"Danny, we're gonna need a whip..."
A Spike episode, then, sort of, after an unusual beginning with a super-strong disturbed woman escaping from a mental institution, but also one that packs a powerful punch in showing us just how Angel and his gang are now perceived with all the moral compromises they have to make. Plus we have the revelation that the still very fulfilled Gunn plays golf with lots of district attorneys these days.
Dana is not possessed as the gang first theorise but is, cleverly, a slayer, just one who experienced the murder of her family and horrible torture as a child so she’s both dangerously insane and super strong. In a clever piece of misdirection we are shown in flashback that the perpetrator was Spike but, although we know Spike will have committed atrocities in the past, it has to be shown here that these are just fake memories, mixed with memories of the two slayers he killed.
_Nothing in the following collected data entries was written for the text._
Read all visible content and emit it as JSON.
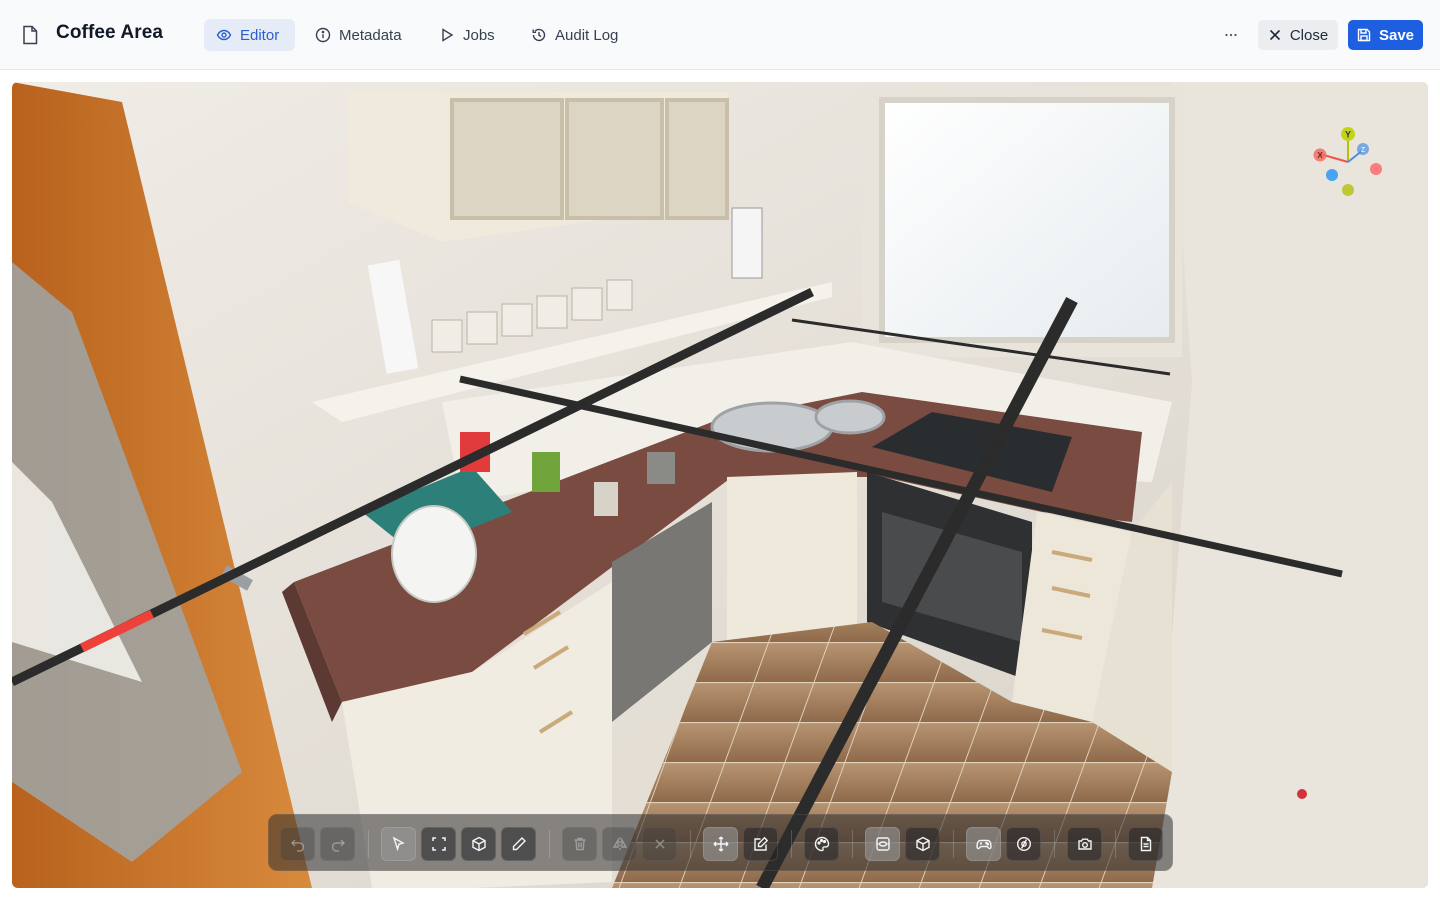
{
  "header": {
    "title": "Coffee Area",
    "tabs": [
      {
        "label": "Editor",
        "icon": "eye-icon",
        "active": true
      },
      {
        "label": "Metadata",
        "icon": "info-icon",
        "active": false
      },
      {
        "label": "Jobs",
        "icon": "play-icon",
        "active": false
      },
      {
        "label": "Audit Log",
        "icon": "history-icon",
        "active": false
      }
    ],
    "more_label": "···",
    "close_label": "Close",
    "save_label": "Save"
  },
  "viewport": {
    "gizmo": {
      "y_label": "Y",
      "x_label": "X",
      "z_label": "Z"
    }
  },
  "toolbar": {
    "tools": [
      {
        "name": "undo",
        "icon": "undo-icon",
        "state": "disabled"
      },
      {
        "name": "redo",
        "icon": "redo-icon",
        "state": "disabled"
      },
      {
        "name": "select",
        "icon": "cursor-icon",
        "state": "active"
      },
      {
        "name": "frame-selection",
        "icon": "frame-icon",
        "state": "normal"
      },
      {
        "name": "add-box",
        "icon": "box-icon",
        "state": "normal"
      },
      {
        "name": "draw",
        "icon": "pencil-icon",
        "state": "normal"
      },
      {
        "name": "delete",
        "icon": "trash-icon",
        "state": "disabled"
      },
      {
        "name": "mirror",
        "icon": "flip-icon",
        "state": "disabled"
      },
      {
        "name": "clear",
        "icon": "x-icon",
        "state": "disabled"
      },
      {
        "name": "move",
        "icon": "move-icon",
        "state": "active"
      },
      {
        "name": "edit",
        "icon": "edit-square-icon",
        "state": "normal"
      },
      {
        "name": "appearance",
        "icon": "palette-icon",
        "state": "normal"
      },
      {
        "name": "splat-view",
        "icon": "scan-icon",
        "state": "active"
      },
      {
        "name": "mesh-view",
        "icon": "cube-icon",
        "state": "normal"
      },
      {
        "name": "game-mode",
        "icon": "gamepad-icon",
        "state": "active"
      },
      {
        "name": "orbit",
        "icon": "orbit-icon",
        "state": "normal"
      },
      {
        "name": "screenshot",
        "icon": "camera-icon",
        "state": "normal"
      },
      {
        "name": "report",
        "icon": "document-icon",
        "state": "normal"
      }
    ]
  }
}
We can’t actually look too closely at the reality of such atrocities once perpetrated by a character we've come to like. Yet it’s a nice touch that Spike should acknowledge, after his rescue, that he deserved what he got. He may not have committed this terrible crime but he committed plenty of others. It’s also interesting to see how he reflects on the morality of his actions- to him, killing and cruelty was just for thrills and he didn’t think much about the human cost, while for the chillingly sadistic Angelus the human cost was the very attraction. Brr.
All very good character stuff, then. But I do find it a little disturbing that Angel can raise themes of child abuse and murder and not really do much with them, using such themes as part of the character development of a reformed villain and not focusing much on the victim. I’m not sure I like that.
There’s a comedy contrast in the form of someone sent by Giles as soon as it’s realised they’re dealing with a Slayer... Andrew. In all his comedy glory, and he even gets one of his highly amusing mansplaining scenes. He’s amazed to see Spike alive, something which will certainly be related to Buffy, and spends most of the episode as comedy sidekick. Except, at the end, he and his Slayer army seize Dana by force, saying “Think we’re just gonna let you take her back to your evil stronghold?” and that “Nobody in our camp trusts you any more.” It’s a brutal blow. And yet another superb episode if not for the iffy treatment of the theme.